The Z always-block, without the #4 delay, unblocks once. This is because

  • 5. After 1st evaluation at 70ns, e.triggered has a static value of 1 (was 0).
    6. At the end of the Z always-block (at 70ns since the block has no delay statement), the e.triggered gets reevaluated because it goes back to the always statement and returns a 1 (no change in the same time step). Thus, that Z always-block gets blocked
    7. After 2nd evaluation at 110ns, e.triggered returns a 1 because at 110ns, there was an event e. In that 2nd evaluation, the @(e.triggered) sees no change (was a 1 at 70ns, is a 1 at 110ns), thus no unblock!


    The D always-block, with the #4 delay, unblocks at every event. This is because

    - After 1st evaluation at 70ns, e.triggered has a static value of 1 (was 0).
    - At the end of the D always-block (at 74ns since the block has a 4ns delay statement), the e.triggered gets reevaluated because it goes back to the always statement and returns a 0 (no event in that time step).
    - After 2nd evaluation at 110ns, e.triggered returns a 1 because at 110ns, there was an event e. In that 2nd evaluation, the @(e.triggered) sees a change (was a 0 at 74ns, is a 1 at 110ns), thus it unblocks!

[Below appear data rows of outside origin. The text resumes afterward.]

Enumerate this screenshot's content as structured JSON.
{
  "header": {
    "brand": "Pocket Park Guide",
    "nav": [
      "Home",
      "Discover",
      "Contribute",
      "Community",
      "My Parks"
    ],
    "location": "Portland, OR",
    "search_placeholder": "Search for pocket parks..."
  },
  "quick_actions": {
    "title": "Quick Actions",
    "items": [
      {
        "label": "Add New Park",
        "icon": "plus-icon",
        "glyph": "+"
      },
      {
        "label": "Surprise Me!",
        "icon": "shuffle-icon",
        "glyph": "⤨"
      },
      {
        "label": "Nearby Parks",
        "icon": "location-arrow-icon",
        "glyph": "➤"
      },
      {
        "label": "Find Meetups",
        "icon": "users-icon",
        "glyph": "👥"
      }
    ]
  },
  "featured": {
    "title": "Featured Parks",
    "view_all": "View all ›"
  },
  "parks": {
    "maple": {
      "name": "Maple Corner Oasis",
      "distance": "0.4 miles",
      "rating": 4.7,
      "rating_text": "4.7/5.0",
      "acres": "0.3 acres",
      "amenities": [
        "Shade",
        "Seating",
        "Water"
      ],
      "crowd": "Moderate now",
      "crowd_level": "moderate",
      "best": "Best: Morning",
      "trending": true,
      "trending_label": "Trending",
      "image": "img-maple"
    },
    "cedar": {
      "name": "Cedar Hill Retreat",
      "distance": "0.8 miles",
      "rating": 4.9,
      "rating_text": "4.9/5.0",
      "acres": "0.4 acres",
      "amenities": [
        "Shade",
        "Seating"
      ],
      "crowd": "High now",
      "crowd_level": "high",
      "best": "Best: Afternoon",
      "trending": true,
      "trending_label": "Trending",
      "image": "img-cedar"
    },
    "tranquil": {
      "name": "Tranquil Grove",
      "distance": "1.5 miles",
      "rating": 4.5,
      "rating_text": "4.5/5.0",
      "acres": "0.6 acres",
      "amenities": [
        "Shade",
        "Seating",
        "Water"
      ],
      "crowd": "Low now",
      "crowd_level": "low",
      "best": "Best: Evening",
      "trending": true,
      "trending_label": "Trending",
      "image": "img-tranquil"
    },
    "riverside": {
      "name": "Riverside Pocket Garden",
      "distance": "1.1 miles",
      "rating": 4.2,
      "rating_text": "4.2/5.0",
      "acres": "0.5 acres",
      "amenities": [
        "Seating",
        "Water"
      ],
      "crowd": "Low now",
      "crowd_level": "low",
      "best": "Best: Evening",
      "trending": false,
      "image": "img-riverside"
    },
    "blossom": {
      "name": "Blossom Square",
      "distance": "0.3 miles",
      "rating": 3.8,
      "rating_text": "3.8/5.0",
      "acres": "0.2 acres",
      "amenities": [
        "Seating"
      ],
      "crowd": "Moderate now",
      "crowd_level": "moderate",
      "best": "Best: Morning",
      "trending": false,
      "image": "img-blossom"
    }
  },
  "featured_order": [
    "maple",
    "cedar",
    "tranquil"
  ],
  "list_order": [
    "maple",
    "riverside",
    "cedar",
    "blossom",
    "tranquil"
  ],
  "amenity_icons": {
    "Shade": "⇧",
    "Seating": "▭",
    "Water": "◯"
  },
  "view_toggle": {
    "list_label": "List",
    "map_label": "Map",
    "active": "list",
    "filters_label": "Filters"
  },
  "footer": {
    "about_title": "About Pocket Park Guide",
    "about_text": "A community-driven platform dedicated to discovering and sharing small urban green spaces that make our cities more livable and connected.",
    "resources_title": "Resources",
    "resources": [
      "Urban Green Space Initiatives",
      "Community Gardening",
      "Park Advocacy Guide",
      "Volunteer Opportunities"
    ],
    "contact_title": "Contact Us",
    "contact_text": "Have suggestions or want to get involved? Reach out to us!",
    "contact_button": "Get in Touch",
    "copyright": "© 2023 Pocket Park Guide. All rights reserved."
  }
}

    http://SystemVerilog.us/vf/eventtrig.sv



Dave gave me this other example using a generic function, instead of the .triggered. That explains the same concept as well:


module top;
  bit A,C=1;
  int B;

  function automatic bit AB  (int in);
    $display("AB called %4d, a=%b, b=%d, c=%b",$time, A, B, C);
    return A || (B>2);
  endfunction

  always @(AB(B) && C)
     $display("AB changed %3d, , a=%b, b=%d, c=%b",$time, A, B, C); 

  initial begin
    #1 B = 1; // called no change
    #1 A = 1; // not caled
    #1 B = 0; // called changed
    #1 A = 0; // not called
    #1 C = 0; // called changed
    #1;
    $finish;
  end

endmodule
/* Simulation results
# AB called    0, a=0, b=          0, c=1
# AB called    1, a=0, b=          1, c=1
# AB called    3, a=1, b=          0, c=1
# AB changed   3, , a=1, b=          0, c=1
# AB called    3, a=1, b=          0, c=1
# AB called    5, a=0, b=          0, c=0
# AB changed   5, , a=0, b=          0, c=0
# AB called    5, a=0, b=          0, c=0 */ 

Thank you very much, Dave and Ben. I learned a a lot from your detailed replies. I really appreciate your taking the time and sharing your knowledge and experience.

In reply to dave_59:

Dave, there is just one more point which I want to make sure of. When I simulated your example, my initial guess was that the term “@(event_name.triggered)” would be printed twice, first at #10 and then at #20. But I saw in the results that it was only printed once at #10. I guess the reason for this is that, as Ben explained, “…the change of the return value of the triggered method from 1’b1 to 1’b0 at the end of the current time step will not affect an event control or wait statement waiting on the triggered method.”.
So, in short, the event control construct does not see the return of the triggered from 1 to 0 at the end of time step at #10, therefore, it’s re-becoming 1 again at #20 will be invisible too. The event control construct never saw the method become 0, so when at 20 it sees the value of 1, it won’t detect any change.
Is my understanding correct?

In reply to Farhad:

Correct.

Just remember if you ever find the triggered method in an event control, you have probably found a bug.

In reply to dave_59:

I see, thank you very much.